Chez les personnes dépendantes des opiacés, 22% ont des antécédents de TDAH dans l’enfance et 88% d’entre eux ont les symptômes à l’âge adulte (Eyre 1992 et King 1999). EN ce qui concerne la consommation de cocaïne, 35% des cocaïnomanes avaient un TDAH dans leur enfance et 50% en ont un à l’âge adulte, ils ont commencé la consommation plus jeune, avec un usage plus intense et ont un devenir péjoratif (Carll et Rounsaville 1993, Clure 1999 et saules 2003). Chez les polytoxicomanes, il n’y a pas de préférence pour la cocaïne (Levin 1998) et la consommation de cocaïne n’est pas plus importante que celle du TDAH (Clure 1999). Enfin, il n’y a pas d’attirance spécifique pour la cocaïne chez les toxicomanes avec des antécédents de TDAH même chez ceux ayant reçu des psychostimulants. La différence fondamentale entre les cinétiques d’action de la cocaïne et du méthylphénidate est que ce dernier n’entraîne pas le flash qu’apporte la cocaïne (Volkow 1995). De trop fortes doses de méthylphénidate entrainent de la dysphorie et des mouvements involontaires stéréotypés (Volkow 2003). Les études sur des TDAH traités ou non traités par des psychostimulants qui consomment des drogues, les drogues consommés sont identiques (Chilcoat et Breslau 1999). Des études portant sur des populations traités par MPH, treize ans après le traitement par le methylphenidate, il n’y a pas d’augmentation du risque d’abus mais au contraire un rôle protecteur (Fischer & Barkley 2003).

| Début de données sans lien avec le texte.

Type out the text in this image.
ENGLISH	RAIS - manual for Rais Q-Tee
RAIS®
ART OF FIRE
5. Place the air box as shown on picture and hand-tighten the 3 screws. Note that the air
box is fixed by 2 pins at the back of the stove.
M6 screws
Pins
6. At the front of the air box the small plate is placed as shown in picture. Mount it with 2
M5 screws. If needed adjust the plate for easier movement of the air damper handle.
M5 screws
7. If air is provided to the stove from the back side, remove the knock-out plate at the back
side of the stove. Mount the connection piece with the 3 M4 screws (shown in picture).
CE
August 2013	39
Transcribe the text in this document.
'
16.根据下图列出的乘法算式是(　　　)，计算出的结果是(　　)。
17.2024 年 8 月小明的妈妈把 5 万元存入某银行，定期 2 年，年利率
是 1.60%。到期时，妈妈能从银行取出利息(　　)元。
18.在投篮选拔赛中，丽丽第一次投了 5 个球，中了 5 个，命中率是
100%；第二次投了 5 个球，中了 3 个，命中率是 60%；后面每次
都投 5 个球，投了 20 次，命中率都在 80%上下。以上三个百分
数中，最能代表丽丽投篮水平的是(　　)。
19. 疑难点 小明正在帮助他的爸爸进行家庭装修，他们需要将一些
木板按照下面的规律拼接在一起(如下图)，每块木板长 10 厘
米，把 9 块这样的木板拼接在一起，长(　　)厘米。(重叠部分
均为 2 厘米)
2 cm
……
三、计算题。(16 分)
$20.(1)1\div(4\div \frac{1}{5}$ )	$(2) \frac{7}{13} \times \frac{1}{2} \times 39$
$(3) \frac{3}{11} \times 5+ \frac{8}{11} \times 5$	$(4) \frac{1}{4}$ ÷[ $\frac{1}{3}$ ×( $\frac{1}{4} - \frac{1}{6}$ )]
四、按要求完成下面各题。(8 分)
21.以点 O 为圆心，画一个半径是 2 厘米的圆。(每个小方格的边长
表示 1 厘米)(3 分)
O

Enfin, la question se pose aussi de l’usage des médicaments à base de méthylphénidate chez les toxicomanes pour remplacer la cocaïne qui reste rare (Garland 1998, Faraone 2004). AU contraire, le traitement par méthylphénidate des cocaïnomanes ayant un TDAH diminue le besoin en cocaïne et il ne semble pas y avoir d’abus de méthylphénidate.
Comorbidités
Le TDAH associé aux troubles comorbides tels que le trouble des conduites (x13) ou le trouble bipolaire ou une personnalité antisociale qui augmentent le risque d’avoir également de l’alcoolisme (40%). Le pattern de consommation est similaire à celui de la population générale avec le tabac, l’alcool et le cannabis. Il n’a pas de préférence pour des stimulants de la part des personnes ayant un TDAH.
Le TDAH représente une condition de haut risque addictif car l’impulsivité, l’agressivité précoce, le trouble comorbide des conduites, la persistance des symptômes et leur sévérité ainsi que les antécédents familiaux de trouble des conduits et toxicomanie (Molina 2003) sont des facteurs influençant). Il a été montré un lien entre polymorphisme fonctionnel du promoteur du gène du transport de la sérotonine (5HTTLPR) et le TDAH dans les comportements violents (Retz W 2009).
Repérage et prévention
Le repérage des situations à risque permet un repérage précoce et une prise en charge adaptée. Les traits de personnalité tels que l’impulsivité et l’agressivité et les facteurs de risques environnementaux tels que les facteurs de risque familiaux, la socialisation et l’échec scolaires, surtout pour les jeunes ayant des troubles attentionnels importants sont des facteurs à prendre en compte.
Il est donc nécessaire de mettre en place une formation en addictologie des professionnels concernés. La prévention de la consommation chez les femmes enceintes pour prévenir les risques neurodéveloppementaux RCIU et des risques de dépendance tabagique /descendance adulte.